Who doesn’t accept a plastic bag at the supermarket when shopping and didn’t bring your own bag? Or when you buy a few tomatoes at the market and you don’t want to carry them loose in your bag. Or when the shop already put’s your groceries in a bag, how can you refuse this? Well, you are not the only one. In the European Union every person uses -on average- 198 plastic bags every year. A bit much isn’t it? Not in every country the amount of used plastic bags is the same of course. For example in Finland and Denmark the average inhabitant uses 4 bags a year, while in Poland this number is 499.
Why would it be a problem to use plastic bags? Well, the waste of plastic in general is a problem. A lot of plastic is floating in the seas and the oceans. The light weighted plastic is easily taken by the wind, dropped into the water (rivers, lakes, creeks) and floats to the sea or ocean. When the plastic arrives there it takes a long time before it is degraded, about 15 years. These bags, floating in the sea, group together and form a kind of belt. In the Pacific ocean there are two of these big garbage belts of plastic with a total size twice that of the United States and with a depth of 10 meters. This is also known as ‘the plastic soup‘.
The (micro)plastics in the sea and ocean are eaten by fish and birds. 94% of the birds in the North Sea have plastic in their stomach and that is not healthy for these animals. Furthermore, the fish you eat swim in this waters as well …bon appetit. The Environmental Working Group also wrote an article about this plastic soup that is currently in our ocean (read more).
So it is time to reduce our use of plastic, and the European Commission has made plans for doing this. It has resulted in a plan to diminish the use of plastic bags by approximately 80%. The European Commission adopted a proposal that requires the member states to reduce the use of light weighted plastic, by -for example- the introduction of charges (paying for bags) or marketing restrictions (maximum of bags). It sounds like a very good law to reduce the pressure on our environment, but it is strange that the European Commission doesn’t set a specific target for the member states. It is hard to check if the member states are doing well in reaching this goal. Will for example the reduction of 1% for a member state be enough as long as they say they’re trying?
So are there ways to clear away plastics on the continent? Regular plastic can be recycled or burned. However, through burning of plastic unhealthy gasses are released, so this is not a real solution, and at the moment not all the member states are recycling plastic. Another solution can be found in a new initiative in the world of plastic: the development of bioplastic. This kind of plastic is biodegradable or made of plant material and is less harmful for the environment.

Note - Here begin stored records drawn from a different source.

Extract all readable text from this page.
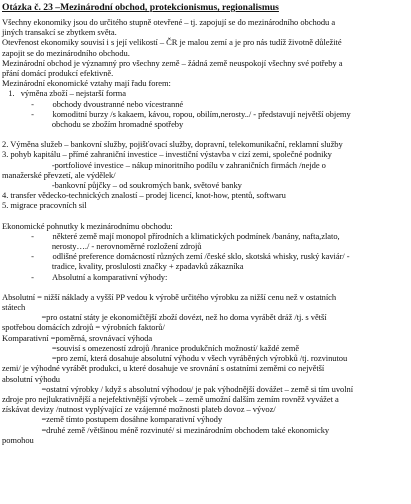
Otázka č. 23 –Mezinárodní obchod, protekcionismus, regionalismus
Všechny ekonomiky jsou do určitého stupně otevřené – tj. zapojují se do mezinárodního obchodu a
jiných transakcí se zbytkem světa.
Otevřenost ekonomiky souvisí i s její velikostí – ČR je malou zemí a je pro nás tudíž životně důležité
zapojit se do mezinárodního obchodu.
Mezinárodní obchod je významný pro všechny země – žádná země neuspokojí všechny své potřeby a
přání domácí produkcí efektivně.
Mezinárodní ekonomické vztahy mají řadu forem:
1.   výměna zboží – nejstarší forma
-         obchody dvoustranné nebo vícestranné
-         komoditní burzy /s kakaem, kávou, ropou, obilím,nerosty../ - představují největší objemy
obchodu se zbožím hromadné spotřeby
2. Výměna služeb – bankovní služby, pojišťovací služby, dopravní, telekomunikační, reklamní služby
3. pohyb kapitálu – přímé zahraniční investice – investiční výstavba v cizí zemi, společné podniky
-portfoliové investice – nákup minoritního podílu v zahraničních firmách /nejde o
manažerské převzetí, ale výdělek/
-bankovní půjčky – od soukromých bank, světové banky
4. transfer vědecko-technických znalostí – prodej licencí, knot-how, ptentů, softwaru
5. migrace pracovních sil
Ekonomické pohnutky k mezinárodnímu obchodu:
-         některé země mají monopol přírodních a klimatických podmínek /banány, nafta,zlato,
nerosty…./ - nerovnoměrné rozložení zdrojů
-         odlišné preference domácností různých zemí /české sklo, skotská whisky, ruský kaviár/ -
tradice, kvality, proslulosti značky + zpadavků zákazníka
-         Absolutní a komparativní výhody:
Absolutní = nižší náklady a vyšší PP vedou k výrobě určitého výrobku za nižší cenu než v ostatních
státech
=pro ostatní státy je ekonomičtější zboží dovézt, než ho doma vyrábět dráž /tj. s větší
spotřebou domácích zdrojů = výrobních faktorů/
Komparativní =poměrná, srovnávací výhoda
=souvisí s omezeností zdrojů /hranice produkčních možností/ každé země
=pro zemí, která dosahuje absolutní výhodu v všech vyráběných výrobků /tj. rozvinutou
zemi/ je výhodné vyrábět produkci, u které dosahuje ve srovnání s ostatními zeměmi co největší
absolutní výhodu
=ostatní výrobky / když s absolutní výhodou/ je pak výhodnější dovážet – země si tím uvolní
zdroje pro nejlukrativnější a nejefektivnější výrobek – země umožní dalším zemím rovněž vyvážet a
získávat devizy /nutnost vyplývající ze vzájemné možnosti plateb dovoz – vývoz/
=země tímto postupem dosáhne komparativní výhody
=druhé země /většinou méně rozvinuté/ si mezinárodním obchodem také ekonomicky
pomohou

Why would we wait before the EU comes with laws and proposals? When the EU is not fixing it, we, the citizens, will do it. The best thing to do as a responsible inhabitant of the European Union is not only to reduce the use of plastic bags but to quit the use of plastic bags. When you go shopping and you always bring your own bag, you don’t need plastic bags any more. In the future it is cheaper to bring your own bag instead of buying a plastic one, and last but not least it will preserve the healthy future of our planet.